Listen More Than You Talk

Listen More Than You Talk

Listen more than you talk.

I heard this last week at a conference about retailers and consumer brands. The point was that, in a world of push-over-pull, persistent over-communication and rampant messaging, we need to spend more time with our mouths closed and our ears open.  

Intuitively, that makes a lot of sense, but it's hard to fully accept and action, given our history of what Seth Godin calls Interruption Marketing. That was relevant in a world where communication was one way, where consumers had far less choice in terms of where they received their entertainment, news, etc.

That's all changed now.

We still watch TV, but we also get our entertainment online, via Netflix, Hulu, YouTube, and any number of alternative media sources. We read newspapers (far less than we used to), but we also (instead) read a dizzying array of news sources on our phones, laptops, Kindles, iPads, etc.

We're also not beholden to a small handful of content providers. We can, in fact, get our information - in any form - through a wide range of sources, catering to every imaginable niche we can think of. 

The implication is that in order to communicate our message better, it's more important than ever to listen to what our customer is saying. What they value. What they need. What moves them. 

This way, when we talk, it actually means something. 

The other implicit message, which also came through at the conference, was the need to be "thoughtful and sparing in your communications so that every touchpoint counts and means something to the customer".

In other words, more isn't always better. Sending a barrage of communications isn't going to help your cause, it simply leads to fatigue and, ultimately, indifference.

Better to make every communication count.
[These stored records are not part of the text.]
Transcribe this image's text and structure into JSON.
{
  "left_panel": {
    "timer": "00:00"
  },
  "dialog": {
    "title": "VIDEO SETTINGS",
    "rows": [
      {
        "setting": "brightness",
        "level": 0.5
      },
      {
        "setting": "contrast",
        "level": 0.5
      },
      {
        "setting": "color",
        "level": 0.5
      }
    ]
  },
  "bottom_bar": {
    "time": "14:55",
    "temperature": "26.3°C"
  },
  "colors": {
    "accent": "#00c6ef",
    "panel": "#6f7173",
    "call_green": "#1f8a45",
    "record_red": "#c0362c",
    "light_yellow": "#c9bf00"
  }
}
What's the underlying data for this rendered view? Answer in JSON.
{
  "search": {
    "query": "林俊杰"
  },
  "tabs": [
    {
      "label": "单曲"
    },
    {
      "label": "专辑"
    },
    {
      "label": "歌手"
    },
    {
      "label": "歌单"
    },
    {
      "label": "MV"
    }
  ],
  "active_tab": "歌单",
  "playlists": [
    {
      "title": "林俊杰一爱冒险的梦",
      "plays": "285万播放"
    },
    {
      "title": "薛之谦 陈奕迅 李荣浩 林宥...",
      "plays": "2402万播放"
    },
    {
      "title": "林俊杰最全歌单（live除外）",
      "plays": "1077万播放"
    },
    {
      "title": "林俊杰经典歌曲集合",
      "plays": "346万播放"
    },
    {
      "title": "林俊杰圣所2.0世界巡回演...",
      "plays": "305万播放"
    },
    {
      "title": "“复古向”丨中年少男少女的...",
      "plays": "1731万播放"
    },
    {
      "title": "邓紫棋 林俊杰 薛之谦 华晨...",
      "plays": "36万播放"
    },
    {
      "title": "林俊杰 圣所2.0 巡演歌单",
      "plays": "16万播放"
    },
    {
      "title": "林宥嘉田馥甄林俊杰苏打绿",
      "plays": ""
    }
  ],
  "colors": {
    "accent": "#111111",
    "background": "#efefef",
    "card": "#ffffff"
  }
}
Every message count. 

(Of course, as is often the case, this is just as true in our personal communications as it is in business. Far too often, we simply want to get our point across (at all costs). To say what we want to say. We think we're listening but we're not. We spend the time when the other person is speaking, thinking about what it is that we want to say next.

And then we wonder why we're not on the same page.

The thing is, we need to shut up.

Understand the other person's point of view. Understand their interests. Understand where they are going. Then shape our message (honestly) so that it resonates, means something.)

Talk less, listen more. Make every communication meaningful.